サクラギの魔力が高まっている。いったい何にをするつもりなのか。
麻痺して動かないサクラギだったが、今までで一番最大の魔力を集中していた。
「お前ら二人だけでも道連れにしてやるよ!」
< 赤魔法 大粉塵爆発 >
サクラギの高まった魔力がサクラギを包み、赤く収束していく。
<これはまずい、水魔法を使え!>
(はい!)
< 水魔法 水膜球 >
持てるだけの魔力で自分と斎藤の周りに水の結界を発生させ、攻撃に備えた。
次の瞬間、すさまじい爆発音とともに、周りは焼け野原となり、サクラギも消え去っていた。

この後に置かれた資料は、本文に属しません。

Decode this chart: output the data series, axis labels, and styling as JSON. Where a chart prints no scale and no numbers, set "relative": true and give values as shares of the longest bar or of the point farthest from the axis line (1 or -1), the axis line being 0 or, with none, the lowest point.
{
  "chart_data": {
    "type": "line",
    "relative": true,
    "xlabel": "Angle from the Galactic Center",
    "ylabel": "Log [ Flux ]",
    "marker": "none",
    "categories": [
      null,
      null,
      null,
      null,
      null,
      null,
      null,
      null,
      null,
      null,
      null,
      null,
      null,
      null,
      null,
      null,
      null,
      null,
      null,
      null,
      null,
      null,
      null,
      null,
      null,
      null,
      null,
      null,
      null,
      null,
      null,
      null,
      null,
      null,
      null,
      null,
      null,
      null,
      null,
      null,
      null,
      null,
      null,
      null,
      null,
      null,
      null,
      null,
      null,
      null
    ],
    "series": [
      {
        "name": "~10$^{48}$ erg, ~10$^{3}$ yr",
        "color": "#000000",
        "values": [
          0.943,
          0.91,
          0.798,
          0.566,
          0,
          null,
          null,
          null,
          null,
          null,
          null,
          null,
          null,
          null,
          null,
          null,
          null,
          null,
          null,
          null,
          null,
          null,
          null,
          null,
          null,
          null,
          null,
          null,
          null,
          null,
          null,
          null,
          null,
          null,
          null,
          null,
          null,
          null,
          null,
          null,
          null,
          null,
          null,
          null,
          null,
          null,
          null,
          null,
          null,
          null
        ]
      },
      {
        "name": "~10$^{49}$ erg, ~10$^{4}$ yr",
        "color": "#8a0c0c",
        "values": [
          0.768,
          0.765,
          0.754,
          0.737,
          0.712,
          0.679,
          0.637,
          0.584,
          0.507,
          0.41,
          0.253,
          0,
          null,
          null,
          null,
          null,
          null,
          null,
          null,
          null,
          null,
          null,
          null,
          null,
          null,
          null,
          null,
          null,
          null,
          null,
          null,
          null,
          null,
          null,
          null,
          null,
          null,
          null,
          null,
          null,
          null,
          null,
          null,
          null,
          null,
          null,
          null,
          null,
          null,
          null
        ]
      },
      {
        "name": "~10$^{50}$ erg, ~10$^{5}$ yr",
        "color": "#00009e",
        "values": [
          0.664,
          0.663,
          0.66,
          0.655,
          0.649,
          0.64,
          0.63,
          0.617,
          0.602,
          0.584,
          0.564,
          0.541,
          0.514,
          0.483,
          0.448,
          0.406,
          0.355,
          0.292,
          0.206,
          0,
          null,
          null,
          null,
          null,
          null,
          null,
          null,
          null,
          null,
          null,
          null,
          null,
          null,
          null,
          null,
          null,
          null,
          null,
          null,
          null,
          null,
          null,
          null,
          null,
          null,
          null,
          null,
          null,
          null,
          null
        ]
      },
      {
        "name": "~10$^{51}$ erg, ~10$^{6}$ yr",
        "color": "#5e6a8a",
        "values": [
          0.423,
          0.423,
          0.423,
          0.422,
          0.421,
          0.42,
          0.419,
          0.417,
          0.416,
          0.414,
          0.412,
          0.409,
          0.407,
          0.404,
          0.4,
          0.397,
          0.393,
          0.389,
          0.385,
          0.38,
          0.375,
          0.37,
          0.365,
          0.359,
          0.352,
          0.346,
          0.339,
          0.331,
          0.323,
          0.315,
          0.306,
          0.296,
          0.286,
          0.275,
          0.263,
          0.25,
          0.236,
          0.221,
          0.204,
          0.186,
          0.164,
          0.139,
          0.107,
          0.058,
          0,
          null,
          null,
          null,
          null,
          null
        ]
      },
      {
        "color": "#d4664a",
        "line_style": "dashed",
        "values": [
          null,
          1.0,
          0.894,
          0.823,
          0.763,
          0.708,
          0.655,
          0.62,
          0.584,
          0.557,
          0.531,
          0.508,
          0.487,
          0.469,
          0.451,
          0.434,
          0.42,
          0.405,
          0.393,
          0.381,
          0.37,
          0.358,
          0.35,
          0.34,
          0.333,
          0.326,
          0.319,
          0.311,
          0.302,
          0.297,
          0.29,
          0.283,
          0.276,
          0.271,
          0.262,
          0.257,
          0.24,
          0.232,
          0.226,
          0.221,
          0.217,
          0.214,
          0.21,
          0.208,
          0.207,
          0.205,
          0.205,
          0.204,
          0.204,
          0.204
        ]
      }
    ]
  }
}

<どうやらあれは、自爆魔法のようだな。それにしてもすさまじい威力だった。危なかったな。>
その言葉を聞くこともなく、織田は倒れ込んだ。
<仕方ない、今だけは我が守ってやろう。>
織田も斎藤も、その言葉は聞こえていないはずなのに、安心しきった顔で寝ていた。
その様子を、空から見守る一人の男がいた。
「あれが、弘太の言っていた魔法か・・・。すごかったな。下手したら負けるかもしれないな。」
そうつぶやく、犬神瞬は、にっこりと笑ってその場を去った。
翌日、弘太は目を覚ますと、自宅のベッドの上にいた。
<目が覚めたか、弘太よ。魔力を使いすぎたようだな。丸一日近く眠っていたぞ。しかし、やっと現実でも魔法が使えたな。>
僕は、昨日のできごとを、自分が魔法を使ったことを思い出し、感動していた。
(本当に魔法を使ったんですね・・・。)
<あぁ、あのあと本当に大変だったんだぞ、警察がきて、事情を知りたいとか、先生らには勝手な行動をしてと怒られたしな。>
(え?どういうこと?)
<弘太の体を代わりに動かしていたのだ。>
(なにしてるんですか!変なことはしてないですよね?)
ルシが自分の体に入った姿を想像し、動揺を隠しきれない。
<あぁ、警察などからは、きついから後日にしてくれと逃げたぞ。あと、あまり人前で我の教えた魔法を使わないほうがいいかもしれん。>
魔王は神妙な面持ちで言った。
(なぜですか?)
<我の使う魔法は、今と違いすぎるからな、腕輪をした状態で魔法を使ったというだけで研究させてほしいと言ってくるものもいたが、その場で腕輪を壊して、故障したことにした。あまり、研究なんぞされてもいいことはないからな。>
(わ、わかりました。)
<今日の鍛錬はしないから、しっかり体を休めろ。魔力もまだ戻ってないからな。>
魔王は、弘太に優しい顔でそう語りかけた。
その言葉を聞き、弘太は再び深い眠りについた。
<本当に、よくやったな。弘太よ。>
魔王は、優しく弘太の顔を見た。